All of which got us wondering: Why are manly brews more respectable? Is it simply because they are manly? One explanation goes that such quaffs showcase the spirit’s taste: If you order a whiskey cocktail, you probably appreciate the subtle flavor of the liquor and are not just choking down the easiest means to a buzz. “When you seem to know a lot about what you’re drinking, that’s preferable to getting a shot of vodka along with a mixer that covers it up,” says Katlyn Williams, a bartender in Iowa City. “Having good taste in drinks can go in a variety of directions—it doesn’t have to be feminine or frilly or masculine. It does demonstrate specific knowledge about types of liquor, as in ‘I want this cocktail with vermouth,’ not ‘I don’t know what’s in this drink, but can you make it for me?’ ”

That said, “Definitely more women than men order vodka,” the invisible spirit, admits Williams. “I tend to drink a lot of whiskey, and I feel like bartenders will comment on that as if it makes me more of a spectacle.”

But an interest in flavor suggests more than just connoisseurship. Only tough people seek out stuff that tastes “bad”—think about the virile rumble in phrases like “stiff drink” and “hard liquor.” Subjecting yourself to strong spirits implies a kind of Trojan indestructibility, as if the really great thing would be if the bar were a Cormac McCarthy novel so you could publicly not care about the apocalypse, but since it’s not, you’ll just have a Jameson.

“Liking hard drinks is related to other indicators of badassery,” says Anna Newby, a Washington, D.C., bartender and Slate contributor. “It’s finding out a girl boxes instead of running for exercise. Why do we care how people work out? But we do.” Newby notes that whole nooks of drinking culture are propped up by the desire to “prove something”—no one assumes that people enjoy keg stands or tequila shots, but they’ll do them for street cred. And yet other types of self-punishing willpower—the feminized kinds—only attract scorn: “I’ve seen people roll their eyes at a table of girls ordering vodka sodas,” Newby says, “which is perceived as the anorexic drink. It’s like, one girl orders it, and they all do.” 

“I’ve definitely watched women be admired for choosing whiskey,” adds Williams. “But honestly, the women bartenders I work with tend to be a lot less opinionated about this stuff than my male friends. We respect each other’s right to go order a martini and then an old fashioned.”

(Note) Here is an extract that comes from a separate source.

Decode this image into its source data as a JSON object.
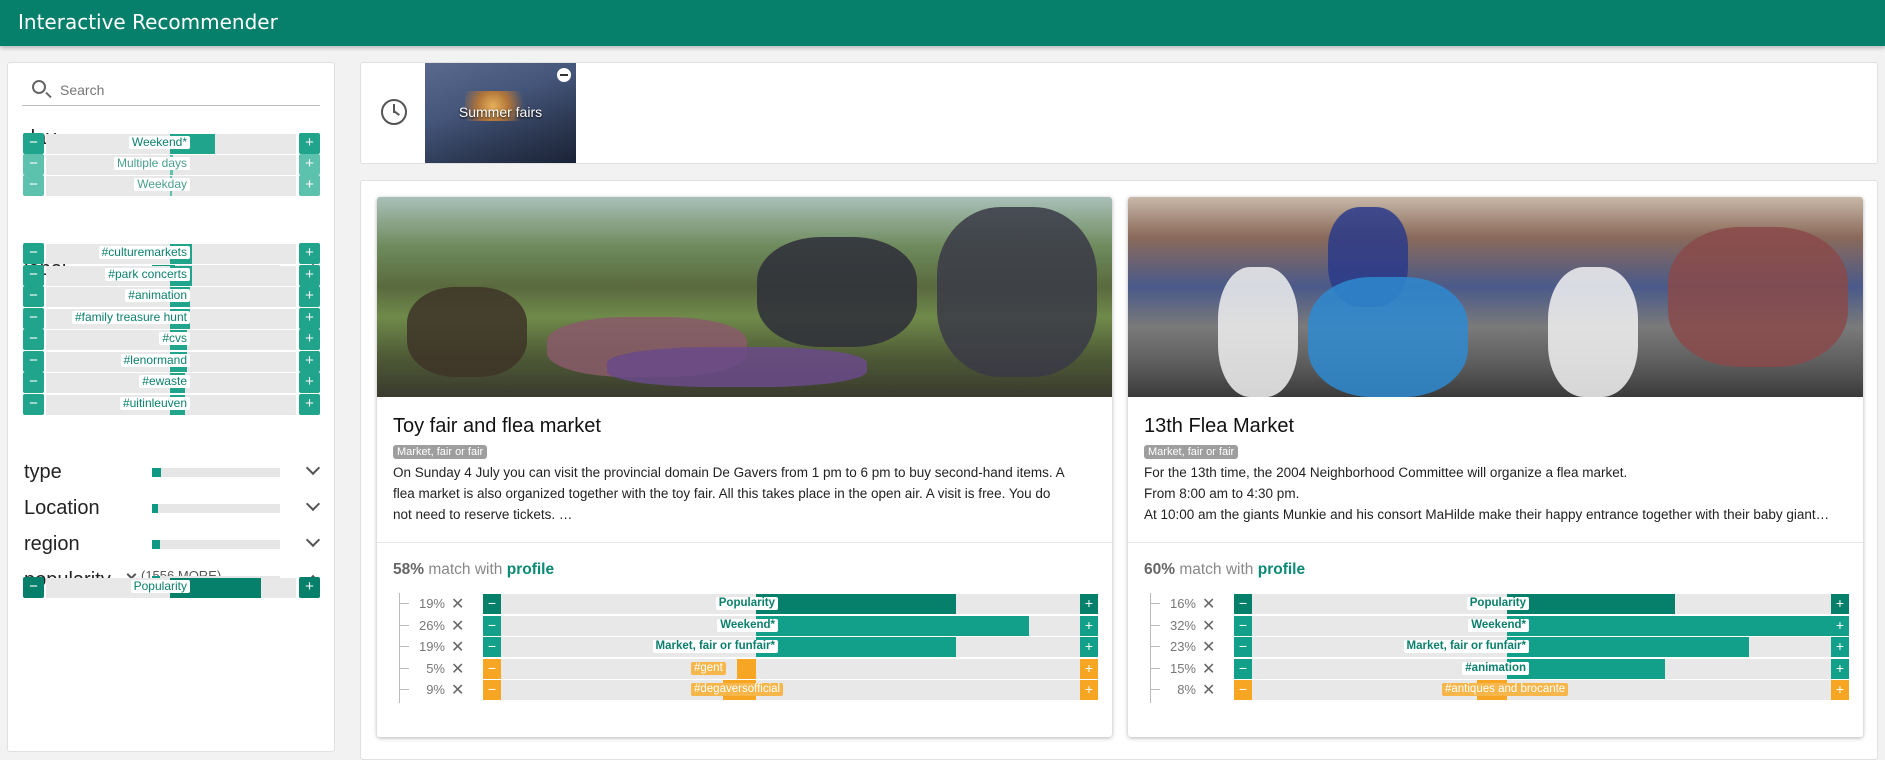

Newby agrees: Guys throwing back appletinis “come in for judgment from their friends more than us,” she says. “We don’t care. We’re just trying to get paid.” As for the dude bartender offering a girl something he thinks she’ll find sweet and delicious, she says, maybe he’s being patronizing. “But I’d bet he’s more focused on the tip.”

Correction, May 1, 2014: This post originally misstated when an ad for Woodford Reserve premiered during an episode of Mad Men. It ran during the seventh season, not the sixth. The post has also been updated to credit Shanna Farrell.